The ministry of Interior Commerce confirmed this on Thursday on its Facebook page. In the announcement, in which it also assures that “the distribution of already established family hampers for January is guaranteed”, they inform that “there are some changes to the usual timely distribution of ration books for 2023, because in six provinces, and, partially in another three, their production has not yet been completed”.
Because of this, the text continues, “food products corresponding to the January quota will temporarily be recorded in the 2022 book, for which a procedure has been sent out”.
This newspaper has established, by telephoning a number of grocery stores, that this is happening in Havana — in the Central, Cerro and Revolution Square districts. “There are problems in getting hold of next year’s books and people are going to have to continue to use this year’s”, they explain over the phone, “most likely beyond January or February – there’s no date yet”.

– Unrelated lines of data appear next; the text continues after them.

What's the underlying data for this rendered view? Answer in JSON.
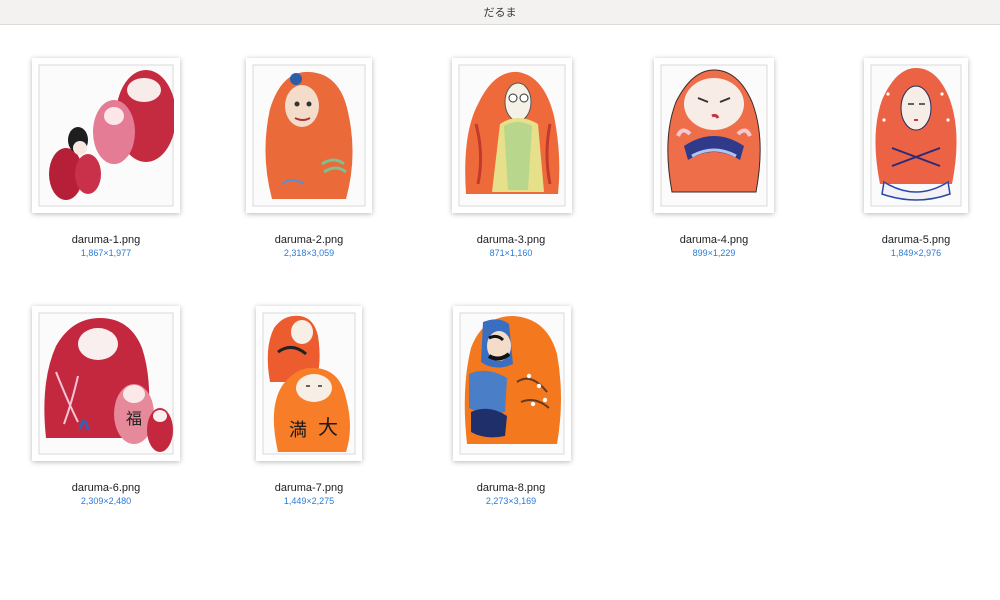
{
  "window": {
    "title": "だるま"
  },
  "accent_color": "#2a7bd6",
  "files": [
    {
      "name": "daruma-1.png",
      "dimensions": "1,867×1,977",
      "icon": "daruma-image-thumbnail"
    },
    {
      "name": "daruma-2.png",
      "dimensions": "2,318×3,059",
      "icon": "daruma-image-thumbnail"
    },
    {
      "name": "daruma-3.png",
      "dimensions": "871×1,160",
      "icon": "daruma-image-thumbnail"
    },
    {
      "name": "daruma-4.png",
      "dimensions": "899×1,229",
      "icon": "daruma-image-thumbnail"
    },
    {
      "name": "daruma-5.png",
      "dimensions": "1,849×2,976",
      "icon": "daruma-image-thumbnail"
    },
    {
      "name": "daruma-6.png",
      "dimensions": "2,309×2,480",
      "icon": "daruma-image-thumbnail"
    },
    {
      "name": "daruma-7.png",
      "dimensions": "1,449×2,275",
      "icon": "daruma-image-thumbnail"
    },
    {
      "name": "daruma-8.png",
      "dimensions": "2,273×3,169",
      "icon": "daruma-image-thumbnail"
    }
  ]
}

The only district that appears to be free of the problem is Luyanó, where, despite the scarcity, and all the general problems associated with buying from state shops, they have actually received the ration books.
Beyond the capital, there is a shortage reported in Sancti Spiritus. There, the stores are recording January orders in the old books.
The fact that there’s a lack of these things — things which have been a daily norm ever since rationing started in 1962 — isn’t new. It was exactly the same last year.
A statement from the Ministry of Internal Commerce later clarified that there were “delays in the importation of basic printing materials”, which delayed the “production and distribution” of the document, which is essential for obtaining basic subsidised foodstuffs. In other words: they’d run out of paper.
One would read from this announcement that until they re-establish the distribution of these documents in the western and central districts, that they’ll have to keep using the 2022 ones. And to avoid confusion, it would be appropriate to “cross out things that have already been bought” before adding to the new ones in the space available “on the January and February pages” of 2022. This December, Cubans are feeling a bit… deja vu.